Dingy Skipper in Dorset


The dingy skipper can be mistaken for one of the similar day flying moths as it not only resembles species like the Burnett companion it flies and behaves like them too. Once settled identification is easier but the dingy skipper is a very active butterfly, especially on warm days, and finding one at rest can be difficult. Widespread and fairly common in Dorset but perhaps infrequent is a better description? The dingy skipper can be found where common bird's-foot trefoil occurs which its larval food plant. As bird's-foot trefoil is quite common it means the dingy skipper may be encountered on chalk grasslands, heath, coastal dunes, even woodland glades, but sunny downland slopes are where the majority are found.

The dingy skipper flies from late April until the end of June and there may be a second brood in good years.
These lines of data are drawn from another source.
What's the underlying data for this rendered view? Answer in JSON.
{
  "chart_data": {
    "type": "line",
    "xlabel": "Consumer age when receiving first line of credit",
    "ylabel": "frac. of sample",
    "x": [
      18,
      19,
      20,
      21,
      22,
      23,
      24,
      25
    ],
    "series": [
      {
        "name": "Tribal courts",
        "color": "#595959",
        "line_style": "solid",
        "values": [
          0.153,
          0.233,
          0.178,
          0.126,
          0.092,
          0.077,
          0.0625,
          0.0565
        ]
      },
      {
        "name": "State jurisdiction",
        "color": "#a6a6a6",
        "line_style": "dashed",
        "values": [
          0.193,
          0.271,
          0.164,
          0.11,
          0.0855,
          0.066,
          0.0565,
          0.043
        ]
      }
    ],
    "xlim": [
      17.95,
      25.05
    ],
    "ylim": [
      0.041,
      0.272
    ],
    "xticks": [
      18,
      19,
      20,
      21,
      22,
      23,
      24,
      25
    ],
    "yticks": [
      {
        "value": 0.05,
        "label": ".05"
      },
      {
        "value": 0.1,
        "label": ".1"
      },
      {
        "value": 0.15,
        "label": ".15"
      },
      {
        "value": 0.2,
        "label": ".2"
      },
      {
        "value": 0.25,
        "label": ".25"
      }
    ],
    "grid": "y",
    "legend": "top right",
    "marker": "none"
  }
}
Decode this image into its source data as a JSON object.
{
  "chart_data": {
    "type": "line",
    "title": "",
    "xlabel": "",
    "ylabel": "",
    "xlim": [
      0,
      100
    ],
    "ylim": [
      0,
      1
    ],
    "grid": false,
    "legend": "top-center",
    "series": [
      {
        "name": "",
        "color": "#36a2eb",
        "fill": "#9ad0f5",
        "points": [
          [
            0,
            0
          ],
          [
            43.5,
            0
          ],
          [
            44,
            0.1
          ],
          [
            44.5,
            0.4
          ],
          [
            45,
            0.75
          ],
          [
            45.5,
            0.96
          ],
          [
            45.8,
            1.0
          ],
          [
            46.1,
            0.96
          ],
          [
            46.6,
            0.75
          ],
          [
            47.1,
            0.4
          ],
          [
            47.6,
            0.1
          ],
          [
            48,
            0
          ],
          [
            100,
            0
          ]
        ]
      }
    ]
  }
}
That is reflected in the weekly reports chart with the earliest record we have being from week 17 right at the end of April and then reports are weekly until week 23, about the third week in June. There are then reports from week 31 to 33 in August, three reports in 2017 but just one in 2018.

So far there are reports from 29 different sites with Ballard Down, Durlston Country Park and Giant Hill producing the most. The distribution map shows sites along the Purbeck Ridge, the Purbeck Coast, Portland, the South Dorset Ridgeway and the downland spine running through the county from roughly Bridport to Shaftesbury; this emphasises, I think, the preference for calcareous soils and certainly bird's-foot trefoil thrives in these conditions. 

A walk on Ballard Down starting from Ulwell in late May/early June should produce a dingy skipper sighting for you.